Il conto era tornato salato, 220mila dollari per un totale di 24 brani scambiati sulla defunta rete P2P Kazaa . Jammie Thomas-Rasset è ora tornata alla carica legale , depositando una petizione all’attenzione dei giudici presso la Corte Suprema degli Stati Uniti. La sanzione imposta in appello – poco più di 9mila dollari per ciascun brano scaricato e condiviso – risulterebbe non equa ed incostituzionale.
Nei documenti preparati dai legali di Thomas-Rasset, si denuncia come la Recording Industry Association of America (RIAA) vorrebbe sfruttare la madre di famiglia per mandare un segnale chiaro a tutti gli scariconi della Rete. Una sanzione pecuniaria esemplare per avvertire migliaia di downloader negli States . I 220mila dollari di multa non rispecchierebbero affatto i danni economici reali sofferti dall’industria musicale a stelle e strisce.
Alla fine dello scorso agosto, il giudice federale Michael Davis aveva considerato assurda e soprattutto incostituzionale la sanzione invocata dalle major – inizialmente la richiesta era di 1,5 milioni di dollari – abbassando il totale per canzone a 2.250 dollari. Tornata a oltre 9mila dollari per singolo brano, la multa per Thomas-Rasset risulterebbe in violazione dei diritti costituzionali, in particolare quelli legati al giusto processo .
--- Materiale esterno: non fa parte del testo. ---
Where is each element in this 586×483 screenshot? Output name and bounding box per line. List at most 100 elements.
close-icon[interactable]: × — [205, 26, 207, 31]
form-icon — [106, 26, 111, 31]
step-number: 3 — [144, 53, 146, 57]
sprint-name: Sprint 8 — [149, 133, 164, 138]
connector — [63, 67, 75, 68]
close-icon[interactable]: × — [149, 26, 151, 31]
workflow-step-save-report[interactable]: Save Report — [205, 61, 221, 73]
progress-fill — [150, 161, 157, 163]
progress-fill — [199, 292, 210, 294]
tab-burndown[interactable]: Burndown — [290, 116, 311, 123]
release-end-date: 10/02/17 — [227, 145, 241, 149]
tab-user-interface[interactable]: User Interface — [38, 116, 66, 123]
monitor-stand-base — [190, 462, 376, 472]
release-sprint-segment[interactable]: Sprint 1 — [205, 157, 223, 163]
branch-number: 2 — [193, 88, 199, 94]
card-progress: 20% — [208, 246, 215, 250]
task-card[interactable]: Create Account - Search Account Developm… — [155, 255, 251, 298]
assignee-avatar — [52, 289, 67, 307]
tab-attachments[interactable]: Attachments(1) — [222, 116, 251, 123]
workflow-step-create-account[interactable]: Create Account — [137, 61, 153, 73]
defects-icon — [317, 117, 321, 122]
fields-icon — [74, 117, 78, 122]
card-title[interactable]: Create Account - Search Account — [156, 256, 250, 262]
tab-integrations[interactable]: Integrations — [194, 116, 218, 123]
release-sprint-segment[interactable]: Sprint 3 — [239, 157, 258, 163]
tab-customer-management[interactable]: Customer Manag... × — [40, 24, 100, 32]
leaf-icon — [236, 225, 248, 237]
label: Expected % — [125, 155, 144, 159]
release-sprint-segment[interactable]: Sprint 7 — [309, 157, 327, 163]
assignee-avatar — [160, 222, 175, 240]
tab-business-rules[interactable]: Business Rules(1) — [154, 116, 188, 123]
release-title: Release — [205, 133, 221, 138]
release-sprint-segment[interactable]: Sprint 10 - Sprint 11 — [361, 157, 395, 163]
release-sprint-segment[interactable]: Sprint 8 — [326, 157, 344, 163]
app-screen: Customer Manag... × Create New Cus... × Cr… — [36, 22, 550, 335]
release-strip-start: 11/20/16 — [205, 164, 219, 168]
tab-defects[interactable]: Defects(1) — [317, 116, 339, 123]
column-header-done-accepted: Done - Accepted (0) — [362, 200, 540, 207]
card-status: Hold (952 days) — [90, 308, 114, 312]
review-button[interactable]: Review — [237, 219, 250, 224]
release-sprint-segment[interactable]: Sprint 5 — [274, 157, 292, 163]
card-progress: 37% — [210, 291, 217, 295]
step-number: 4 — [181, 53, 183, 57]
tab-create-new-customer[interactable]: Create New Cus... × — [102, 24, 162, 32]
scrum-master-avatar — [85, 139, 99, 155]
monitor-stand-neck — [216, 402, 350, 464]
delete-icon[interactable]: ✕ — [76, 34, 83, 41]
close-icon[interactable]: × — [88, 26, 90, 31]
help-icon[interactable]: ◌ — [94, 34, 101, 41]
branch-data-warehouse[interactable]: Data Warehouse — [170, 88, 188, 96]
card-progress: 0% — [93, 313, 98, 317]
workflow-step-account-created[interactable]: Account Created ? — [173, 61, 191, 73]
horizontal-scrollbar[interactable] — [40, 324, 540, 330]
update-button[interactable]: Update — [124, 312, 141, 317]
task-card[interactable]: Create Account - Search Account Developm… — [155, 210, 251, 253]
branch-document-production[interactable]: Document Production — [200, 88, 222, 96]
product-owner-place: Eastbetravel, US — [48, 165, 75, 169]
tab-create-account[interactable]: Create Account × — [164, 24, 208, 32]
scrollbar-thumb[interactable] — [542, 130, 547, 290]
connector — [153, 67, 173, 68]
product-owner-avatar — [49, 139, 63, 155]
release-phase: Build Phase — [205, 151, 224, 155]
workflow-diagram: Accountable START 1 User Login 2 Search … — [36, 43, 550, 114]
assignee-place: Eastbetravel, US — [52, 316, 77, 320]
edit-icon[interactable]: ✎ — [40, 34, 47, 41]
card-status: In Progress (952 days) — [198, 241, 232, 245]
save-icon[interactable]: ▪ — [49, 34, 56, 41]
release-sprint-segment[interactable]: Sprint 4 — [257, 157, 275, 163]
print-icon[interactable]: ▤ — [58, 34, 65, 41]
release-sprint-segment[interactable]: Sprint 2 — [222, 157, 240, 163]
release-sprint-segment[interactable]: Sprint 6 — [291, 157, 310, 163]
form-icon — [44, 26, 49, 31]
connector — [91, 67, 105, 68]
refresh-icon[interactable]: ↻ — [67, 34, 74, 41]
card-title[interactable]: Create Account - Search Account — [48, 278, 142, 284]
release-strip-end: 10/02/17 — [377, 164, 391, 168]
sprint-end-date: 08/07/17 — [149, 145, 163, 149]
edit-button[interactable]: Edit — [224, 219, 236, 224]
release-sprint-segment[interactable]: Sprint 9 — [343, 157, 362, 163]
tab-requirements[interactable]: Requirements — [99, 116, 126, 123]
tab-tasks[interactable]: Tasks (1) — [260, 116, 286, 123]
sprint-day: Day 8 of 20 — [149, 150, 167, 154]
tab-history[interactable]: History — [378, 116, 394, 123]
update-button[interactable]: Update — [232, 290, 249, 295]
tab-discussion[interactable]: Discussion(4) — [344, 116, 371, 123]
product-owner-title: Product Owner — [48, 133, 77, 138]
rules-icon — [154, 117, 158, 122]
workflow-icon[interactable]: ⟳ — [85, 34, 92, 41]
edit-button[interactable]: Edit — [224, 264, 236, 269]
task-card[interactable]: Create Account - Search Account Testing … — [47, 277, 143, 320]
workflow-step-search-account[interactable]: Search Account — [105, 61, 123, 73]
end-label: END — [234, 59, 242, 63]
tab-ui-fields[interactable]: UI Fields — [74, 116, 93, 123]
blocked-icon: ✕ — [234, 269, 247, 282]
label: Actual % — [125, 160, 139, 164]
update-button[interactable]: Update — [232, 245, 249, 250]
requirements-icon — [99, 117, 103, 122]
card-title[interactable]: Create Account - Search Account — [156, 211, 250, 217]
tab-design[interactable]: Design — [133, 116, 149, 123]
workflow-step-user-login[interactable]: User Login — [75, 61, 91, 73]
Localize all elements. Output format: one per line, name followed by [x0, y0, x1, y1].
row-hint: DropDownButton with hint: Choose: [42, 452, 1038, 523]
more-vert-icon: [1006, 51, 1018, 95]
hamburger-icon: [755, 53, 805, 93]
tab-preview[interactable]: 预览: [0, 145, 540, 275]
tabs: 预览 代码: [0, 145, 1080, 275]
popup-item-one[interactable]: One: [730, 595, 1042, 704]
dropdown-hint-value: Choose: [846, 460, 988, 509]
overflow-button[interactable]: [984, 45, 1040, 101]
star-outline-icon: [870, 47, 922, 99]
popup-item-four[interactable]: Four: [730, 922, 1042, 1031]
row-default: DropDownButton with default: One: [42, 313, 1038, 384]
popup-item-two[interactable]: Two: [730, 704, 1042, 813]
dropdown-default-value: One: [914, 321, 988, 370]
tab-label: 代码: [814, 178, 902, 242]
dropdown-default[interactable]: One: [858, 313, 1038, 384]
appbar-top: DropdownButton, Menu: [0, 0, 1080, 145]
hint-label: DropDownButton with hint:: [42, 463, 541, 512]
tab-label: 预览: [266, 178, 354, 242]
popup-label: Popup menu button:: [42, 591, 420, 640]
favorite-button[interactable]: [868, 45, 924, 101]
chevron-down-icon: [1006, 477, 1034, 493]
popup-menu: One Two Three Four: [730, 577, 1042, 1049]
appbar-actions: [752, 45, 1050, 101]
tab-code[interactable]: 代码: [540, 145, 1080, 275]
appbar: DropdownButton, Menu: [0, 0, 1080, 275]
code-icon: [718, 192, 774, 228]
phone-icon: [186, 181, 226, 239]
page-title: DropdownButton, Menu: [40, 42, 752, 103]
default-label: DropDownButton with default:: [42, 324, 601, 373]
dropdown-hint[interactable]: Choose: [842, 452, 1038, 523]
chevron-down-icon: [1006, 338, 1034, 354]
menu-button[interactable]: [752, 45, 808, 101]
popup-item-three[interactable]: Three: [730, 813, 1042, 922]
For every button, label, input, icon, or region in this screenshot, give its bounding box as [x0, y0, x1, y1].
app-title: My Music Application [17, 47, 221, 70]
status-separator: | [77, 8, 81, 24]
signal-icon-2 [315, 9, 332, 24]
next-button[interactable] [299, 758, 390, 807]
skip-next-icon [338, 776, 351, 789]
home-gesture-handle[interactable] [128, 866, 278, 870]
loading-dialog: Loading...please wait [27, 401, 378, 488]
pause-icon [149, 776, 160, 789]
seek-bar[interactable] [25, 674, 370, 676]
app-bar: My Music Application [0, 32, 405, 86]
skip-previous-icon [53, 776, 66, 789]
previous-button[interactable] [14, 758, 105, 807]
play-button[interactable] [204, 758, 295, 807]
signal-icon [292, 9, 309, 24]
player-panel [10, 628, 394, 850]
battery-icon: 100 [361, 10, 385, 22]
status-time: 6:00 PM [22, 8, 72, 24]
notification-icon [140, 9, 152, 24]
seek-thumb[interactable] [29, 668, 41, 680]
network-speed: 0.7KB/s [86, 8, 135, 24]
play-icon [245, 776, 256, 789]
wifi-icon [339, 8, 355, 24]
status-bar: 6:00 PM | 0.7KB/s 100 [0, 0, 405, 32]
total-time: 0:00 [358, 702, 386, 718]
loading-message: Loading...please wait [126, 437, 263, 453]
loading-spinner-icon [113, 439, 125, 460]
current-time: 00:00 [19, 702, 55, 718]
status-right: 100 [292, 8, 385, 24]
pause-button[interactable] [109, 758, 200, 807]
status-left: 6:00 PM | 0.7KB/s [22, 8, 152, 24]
Nello specifico, gli avvocati della madre di famiglia hanno tirato in ballo la sentenza nel caso State Farm Mutual Automobile Insurance v. Campbell (2003), dove la stessa Corte Suprema aveva invocato il principio del due process per limitare la sanzione economica a meno di dieci volte la richiesta iniziale dell’accusa. In un singolo caso civile, i vertici di RIAA non potrebbero rifarsi delle violazioni commesse da migliaia di utenti.